The biggest value that an alarm gives is one of deterrent. Warning stickers are good but in-your-face warning LED’s are better. So many alarms designed for cars which are sold to motorhomers; are not equipped with external warning LEDS, Of course internal ‘warning-I-am-alarmed’ are great in a car, flashing away on the dashboard, but in a motorhome, as soon as curtains and screens are in place burglars cannot see the vehicle is alarmed. You cannot have too many external lights. These should leave a burglar in no doubt that your vehicle is alarmed. This will push crooks toward softer targets.
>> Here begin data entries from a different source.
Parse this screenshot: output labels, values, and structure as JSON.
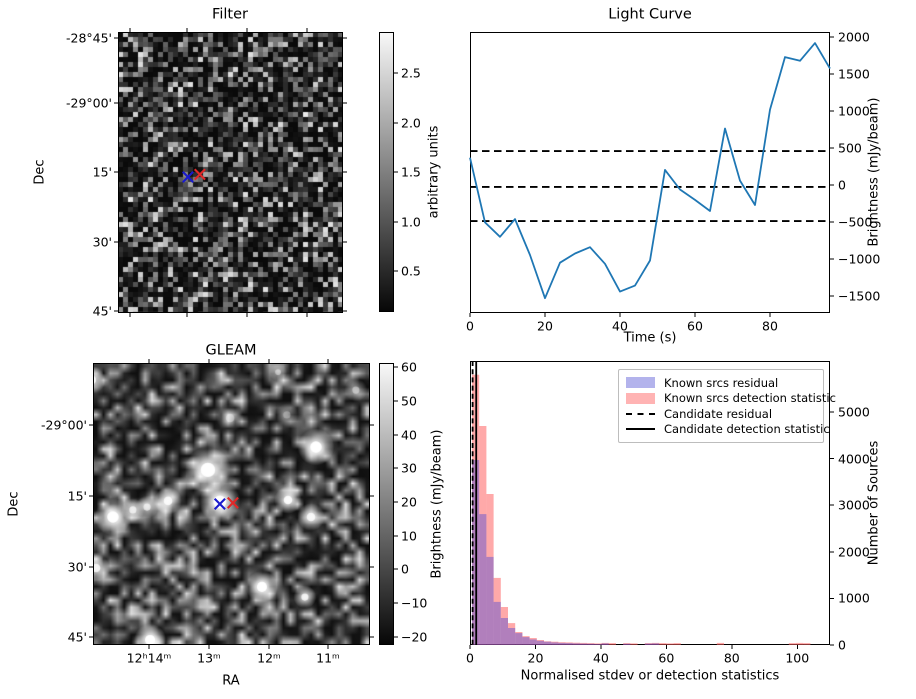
{
  "figure": {
    "background": "#ffffff",
    "kind": "matplotlib-figure"
  },
  "chart_data": [
    {
      "type": "heatmap",
      "title": "Filter",
      "xlabel": "",
      "ylabel": "Dec",
      "yticklabels": [
        "-28°45'",
        "-29°00'",
        "15'",
        "30'",
        "45'"
      ],
      "xticklabels": [],
      "colorbar": {
        "label": "arbitrary units",
        "ticks": [
          "2.5",
          "2.0",
          "1.5",
          "1.0",
          "0.5"
        ],
        "vmin": 0.07,
        "vmax": 2.94
      },
      "image": "pixelated gaussian noise map, dark gray",
      "noise": {
        "seed": 7,
        "cell": 5,
        "gamma": 2.9,
        "base": 10,
        "span": 215
      },
      "markers": [
        {
          "shape": "x",
          "color": "#1a1acd",
          "fx": 0.311,
          "fy": 0.516
        },
        {
          "shape": "x",
          "color": "#e02828",
          "fx": 0.364,
          "fy": 0.507
        }
      ]
    },
    {
      "type": "line",
      "title": "Light Curve",
      "xlabel": "Time (s)",
      "ylabel": "Brightness (mJy/beam)",
      "line_color": "#1f77b4",
      "x": [
        0,
        4,
        8,
        12,
        16,
        20,
        24,
        28,
        32,
        36,
        40,
        44,
        48,
        52,
        56,
        60,
        64,
        68,
        72,
        76,
        80,
        84,
        88,
        92,
        96
      ],
      "y": [
        370,
        -505,
        -700,
        -460,
        -945,
        -1530,
        -1050,
        -925,
        -840,
        -1065,
        -1440,
        -1360,
        -1020,
        205,
        -60,
        -200,
        -350,
        765,
        60,
        -270,
        1020,
        1730,
        1680,
        1920,
        1575
      ],
      "hlines": {
        "values": [
          460,
          -25,
          -487
        ],
        "style": "dashed",
        "color": "#000000"
      },
      "xticks": [
        0,
        20,
        40,
        60,
        80
      ],
      "yticks": [
        2000,
        1500,
        1000,
        500,
        0,
        -500,
        -1000,
        -1500
      ],
      "yticklabels": [
        "2000",
        "1500",
        "1000",
        "500",
        "0",
        "−500",
        "−1000",
        "−1500"
      ],
      "xlim": [
        0,
        96
      ],
      "ylim": [
        -1730,
        2070
      ],
      "yaxis_side": "right",
      "grid": false
    },
    {
      "type": "heatmap",
      "title": "GLEAM",
      "xlabel": "RA",
      "ylabel": "Dec",
      "yticklabels": [
        "-29°00'",
        "15'",
        "30'",
        "45'"
      ],
      "xticklabels": [
        "12ʰ14ᵐ",
        "13ᵐ",
        "12ᵐ",
        "11ᵐ"
      ],
      "colorbar": {
        "label": "Brightness (mJy/beam)",
        "ticks": [
          "60",
          "50",
          "40",
          "30",
          "20",
          "10",
          "0",
          "−10",
          "−20"
        ],
        "vmin": -22,
        "vmax": 61
      },
      "image": "smoothed radio sky map with point sources",
      "noise": {
        "seed": 11,
        "cell": 7,
        "gamma": 2.3,
        "base": 16,
        "span": 215
      },
      "sources": [
        {
          "fx": 0.415,
          "fy": 0.379,
          "r": 10,
          "b": 1.0
        },
        {
          "fx": 0.458,
          "fy": 0.493,
          "r": 9,
          "b": 1.0
        },
        {
          "fx": 0.271,
          "fy": 0.489,
          "r": 6,
          "b": 0.85
        },
        {
          "fx": 0.072,
          "fy": 0.546,
          "r": 8,
          "b": 1.0
        },
        {
          "fx": 0.144,
          "fy": 0.521,
          "r": 5,
          "b": 0.7
        },
        {
          "fx": 0.195,
          "fy": 0.511,
          "r": 5,
          "b": 0.65
        },
        {
          "fx": 0.805,
          "fy": 0.298,
          "r": 8,
          "b": 1.0
        },
        {
          "fx": 0.704,
          "fy": 0.486,
          "r": 6,
          "b": 0.9
        },
        {
          "fx": 0.787,
          "fy": 0.546,
          "r": 6,
          "b": 0.8
        },
        {
          "fx": 0.765,
          "fy": 0.83,
          "r": 5,
          "b": 0.8
        },
        {
          "fx": 0.61,
          "fy": 0.794,
          "r": 7,
          "b": 1.0
        },
        {
          "fx": 0.011,
          "fy": 0.727,
          "r": 6,
          "b": 0.8
        },
        {
          "fx": 0.206,
          "fy": 0.982,
          "r": 7,
          "b": 1.0
        },
        {
          "fx": -0.004,
          "fy": 0.06,
          "r": 6,
          "b": 0.8
        },
        {
          "fx": 0.668,
          "fy": 0.032,
          "r": 4,
          "b": 0.5
        },
        {
          "fx": 0.949,
          "fy": 0.096,
          "r": 5,
          "b": 0.45
        },
        {
          "fx": 0.495,
          "fy": 0.195,
          "r": 6,
          "b": 0.35
        },
        {
          "fx": 0.7,
          "fy": 0.184,
          "r": 5,
          "b": 0.3
        }
      ],
      "markers": [
        {
          "shape": "x",
          "color": "#1a1acd",
          "fx": 0.458,
          "fy": 0.5
        },
        {
          "shape": "x",
          "color": "#e02828",
          "fx": 0.505,
          "fy": 0.496
        }
      ]
    },
    {
      "type": "bar",
      "title": "",
      "xlabel": "Normalised stdev or detection statistics",
      "ylabel": "Number of Sources",
      "bin_start": 0.6,
      "bin_width": 2.2,
      "series": [
        {
          "name": "Known srcs detection statistic",
          "swatch": "#ffb3b3",
          "fill": "rgba(255,99,99,0.55)",
          "values": [
            5800,
            4700,
            3240,
            1440,
            815,
            470,
            280,
            190,
            150,
            107,
            80,
            70,
            60,
            55,
            50,
            45,
            40,
            35,
            45,
            40,
            0,
            40,
            35,
            0,
            40,
            45,
            40,
            35,
            40,
            0,
            0,
            0,
            0,
            0,
            45,
            0,
            0,
            0,
            0,
            0,
            0,
            0,
            0,
            0,
            40,
            45,
            40,
            0,
            0,
            0
          ]
        },
        {
          "name": "Known srcs residual",
          "swatch": "#b3b3ec",
          "fill": "rgba(70,70,215,0.42)",
          "values": [
            3970,
            2810,
            1890,
            925,
            580,
            365,
            255,
            170,
            120,
            90,
            70,
            55,
            45,
            40,
            35,
            30,
            25,
            20,
            35,
            0,
            0,
            25,
            0,
            0,
            30,
            35,
            0,
            0,
            0,
            0,
            0,
            0,
            0,
            0,
            0,
            0,
            0,
            0,
            0,
            0,
            0,
            0,
            0,
            0,
            0,
            0,
            0,
            0,
            0,
            0
          ]
        }
      ],
      "vlines": [
        {
          "label": "Candidate residual",
          "x": 0.8,
          "style": "dashed",
          "color": "#000000"
        },
        {
          "label": "Candidate detection statistic",
          "x": 1.9,
          "style": "solid",
          "color": "#000000"
        }
      ],
      "legend": [
        {
          "label": "Known srcs residual"
        },
        {
          "label": "Known srcs detection statistic"
        },
        {
          "label": "Candidate residual"
        },
        {
          "label": "Candidate detection statistic"
        }
      ],
      "legend_position": "upper right",
      "xticks": [
        0,
        20,
        40,
        60,
        80,
        100
      ],
      "yticks": [
        0,
        1000,
        2000,
        3000,
        4000,
        5000
      ],
      "xlim": [
        0,
        110
      ],
      "ylim": [
        0,
        6095
      ],
      "yaxis_side": "right",
      "grid": false
    }
  ]
}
Lockers need to be secured.

Lockers are an easy way into many motorhomes and should always be secured and alarmed. The best alarms also have alarm extension loops so you can easily secure exterior items such as bikes or trailers, bringing them under the protection of your alarm system. These loops are handy on site too as you can quickly loop all exterior items such as bikes chairs and BBQs and have them alarmed over night.

Sleep mode.

You need to specify a sleep mode. This should be easily and positively activated; if it is not then you will not use it. You should always sleep with this sleep mode activated, whether on site or not. We get used to noise from outside, especially when parked up on motorway service areas or busy sites, this makes us sleep pretty soundly and this is one of the reasons we are more vulnerable to theft when we are asleep that we might imagine. The sleep mode should activate your perimeter to include doors and lockers.

Panic Button

Good alarms have a panic button mode. Activate it and all the sirens sound. There are a number of scenarios where a panic button is a good idea. Especially when incorporated with a pager/phone system that lets others know you’re in trouble.

Last but not least.

Alarms have mechanical as well as electrical components and they involve a lot wire runs all over your motorhome. While a good alarm should last as long as a motorhome, it may well require servicing from time to time. So satisfy yourself, as much as you can, that the dealer you buy from is going to be around for a while and is professional enough to make detailed notes and photographs of your particular installation so should something go wrong in even years from now, they know exactly where to go to put it right.


About Author

Jim is a long time motorhome enthusiast travelling extensively in the UK and Europe. Averaging 12000 motorhome miles a year. He has owned many motorhomes both British and Continental. His present motorhome is a 27ft C class RV.

1 Comment

  1. Hi Jim
    How does “Van Bits” – “Strikeback” compare with “Outsmart the thief – Lockdown” in your opinion and also in your opinion, if you install either of these immobiliser systems, is it still necessary to have a tracker system as well as these?